Comment expliquer que Bic, par exemple, vende des stylos à la pointe rétractable environ 5 $ pour un emballage de 4, alors que la version Bic for her se vende 9 $ pour un emballage de deux? Même chose pour le parfum; ainsi, Playboy propose un parfum pour homme et un autre pour femme, mais ce dernier est vendu deux fois plus cher! Si le marché des produits de beauté est majoritairement féminin, on peut comprendre qu’un prix plus bas pour des produits pour hommes ait pour objectif de les attirer à en consommer davantage. Mais comment expliquer que les rasoirs, la mousse à raser ou encore les stylos pour femme soient plus chers? À cause des ingrédients entrant dans la composition des produits? Très peu. De la forme ergonomique? Pas vraiment. De la couleur? Certains experts avancent l’idée que les femmes acceptent de payer plus, ayant la perception qu’un prix plus élevé est synonyme de meilleure qualité. Les raisons seraient-elles liées à des coûts de fabrication? En partie, en raison des volumes de production. En fait, l’explication est partiellement marketing. Pour le marché des cosmétiques, le prix plus élevé s’explique par les frais liés à la publicité et au recours aux célébrités qui y figurent. Il existe aussi la notion de «prix psychologique», soit ce que les consommatrices acceptent de payer. En deça de ce prix, le produit n’est pas de bonne qualité; lorsqu’il est supérieur, elles estiment que c’est trop cher payé.
Enfin, dans un marché en maturité, il est intéressant de le segmenter. Ainsi, un couple qui a des enfants de sexes différents achètera des produits (vélo, patins à roulette, ski) de couleur spécifique à chacun d’entre eux. Ainsi, ces consommateurs dépenseront plus.

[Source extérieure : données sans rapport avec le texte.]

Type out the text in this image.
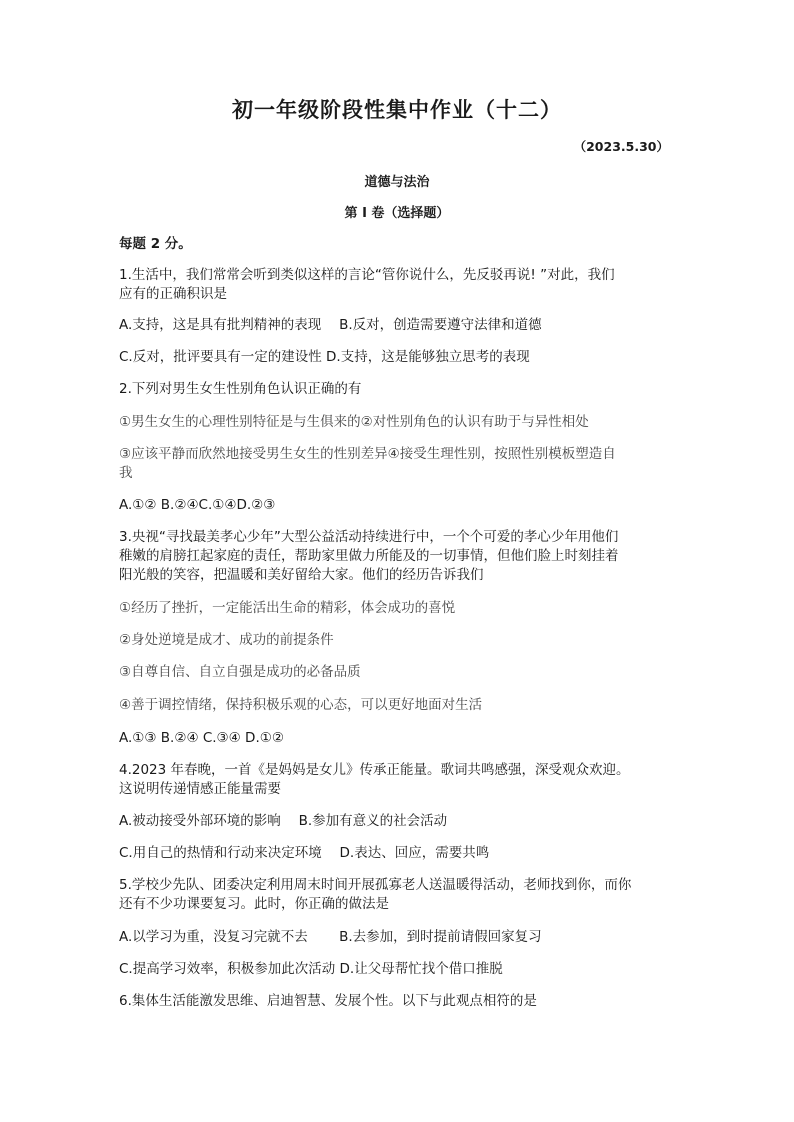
初一年级阶段性集中作业（十二）
（2023.5.30）
道德与法治
第 I 卷（选择题）
每题 2 分。
1.生活中，我们常常会听到类似这样的言论“管你说什么，先反驳再说! ”对此，我们
应有的正确积识是
A.支持，这是具有批判精神的表现 　B.反对，创造需要遵守法律和道德
C.反对，批评要具有一定的建设性 D.支持，这是能够独立思考的表现
2.下列对男生女生性别角色认识正确的有
①男生女生的心理性别特征是与生俱来的②对性别角色的认识有助于与异性相处
③应该平静而欣然地接受男生女生的性别差异④接受生理性别，按照性别模板塑造自
我
A.①② B.②④C.①④D.②③
3.央视“寻找最美孝心少年”大型公益活动持续进行中，一个个可爱的孝心少年用他们
稚嫩的肩膀扛起家庭的责任，帮助家里做力所能及的一切事情，但他们脸上时刻挂着
阳光般的笑容，把温暖和美好留给大家。他们的经历告诉我们
①经历了挫折，一定能活出生命的精彩，体会成功的喜悦
②身处逆境是成才、成功的前提条件
③自尊自信、自立自强是成功的必备品质
④善于调控情绪，保持积极乐观的心态，可以更好地面对生活
A.①③ B.②④ C.③④ D.①②
4.2023 年春晚，一首《是妈妈是女儿》传承正能量。歌词共鸣感强，深受观众欢迎。
这说明传递情感正能量需要
A.被动接受外部环境的影响 　B.参加有意义的社会活动
C.用自己的热情和行动来决定环境 　D.表达、回应，需要共鸣
5.学校少先队、团委决定利用周末时间开展孤寡老人送温暖得活动，老师找到你，而你
还有不少功课要复习。此时，你正确的做法是
A.以学习为重，没复习完就不去 　　B.去参加，到时提前请假回家复习
C.提高学习效率，积极参加此次活动 D.让父母帮忙找个借口推脱
6.集体生活能激发思维、启迪智慧、发展个性。以下与此观点相符的是
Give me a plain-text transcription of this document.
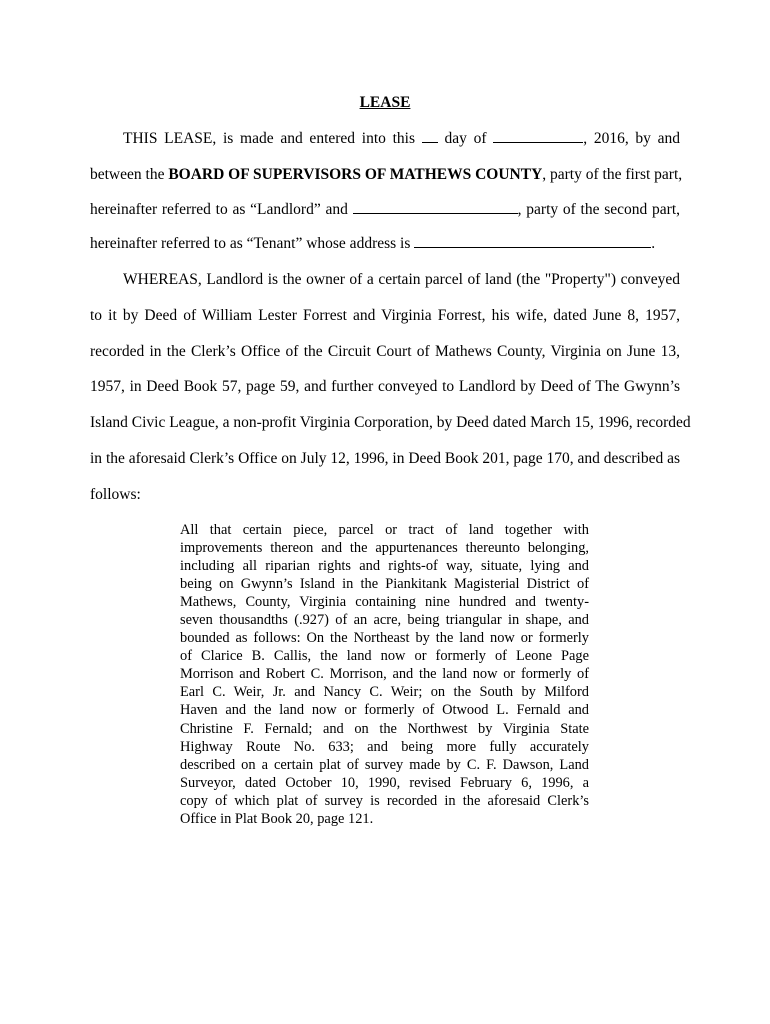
LEASE
THIS LEASE, is made and entered into this day of	, 2016, by and
between the BOARD OF SUPERVISORS OF MATHEWS COUNTY, party of the first part,
hereinafter referred to as “Landlord” and	, party of the second part,
hereinafter referred to as “Tenant” whose address is	.
WHEREAS, Landlord is the owner of a certain parcel of land (the "Property") conveyed
to it by Deed of William Lester Forrest and Virginia Forrest, his wife, dated June 8, 1957,
recorded in the Clerk’s Office of the Circuit Court of Mathews County, Virginia on June 13,
1957, in Deed Book 57, page 59, and further conveyed to Landlord by Deed of The Gwynn’s
Island Civic League, a non-profit Virginia Corporation, by Deed dated March 15, 1996, recorded
in the aforesaid Clerk’s Office on July 12, 1996, in Deed Book 201, page 170, and described as
follows:
All that certain piece, parcel or tract of land together with
improvements thereon and the appurtenances thereunto belonging,
including all riparian rights and rights-of way, situate, lying and
being on Gwynn’s Island in the Piankitank Magisterial District of
Mathews, County, Virginia containing nine hundred and twenty-
seven thousandths (.927) of an acre, being triangular in shape, and
bounded as follows: On the Northeast by the land now or formerly
of Clarice B. Callis, the land now or formerly of Leone Page
Morrison and Robert C. Morrison, and the land now or formerly of
Earl C. Weir, Jr. and Nancy C. Weir; on the South by Milford
Haven and the land now or formerly of Otwood L. Fernald and
Christine F. Fernald; and on the Northwest by Virginia State
Highway Route No. 633; and being more fully accurately
described on a certain plat of survey made by C. F. Dawson, Land
Surveyor, dated October 10, 1990, revised February 6, 1996, a
copy of which plat of survey is recorded in the aforesaid Clerk’s
Office in Plat Book 20, page 121.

Devant une telle discrimination, certains états avant-gardistes, comme la Californie, ont réagi et banni le «marketing genré» dès 1996[3]. Récemment, l’Union Européenne a banni la taxe sur les serviettes hygiéniques. Çà et là, dans les pays occidentaux, des citoyennes, des journalistes ou des collectifs féminins (http://www.georgettesand.org/) dénoncent ce phénomène sur les réseaux sociaux (http://womantax.tumblr.com/). En attendant le retour à l’équité, trois solutions existent : boycotter les produits, mieux lire les ingrédients entrant dans leur composition ou acheter des produits neutres.
N.B. : Le rédacteur de cette chronique est professeur de marketing et papa de trois filles.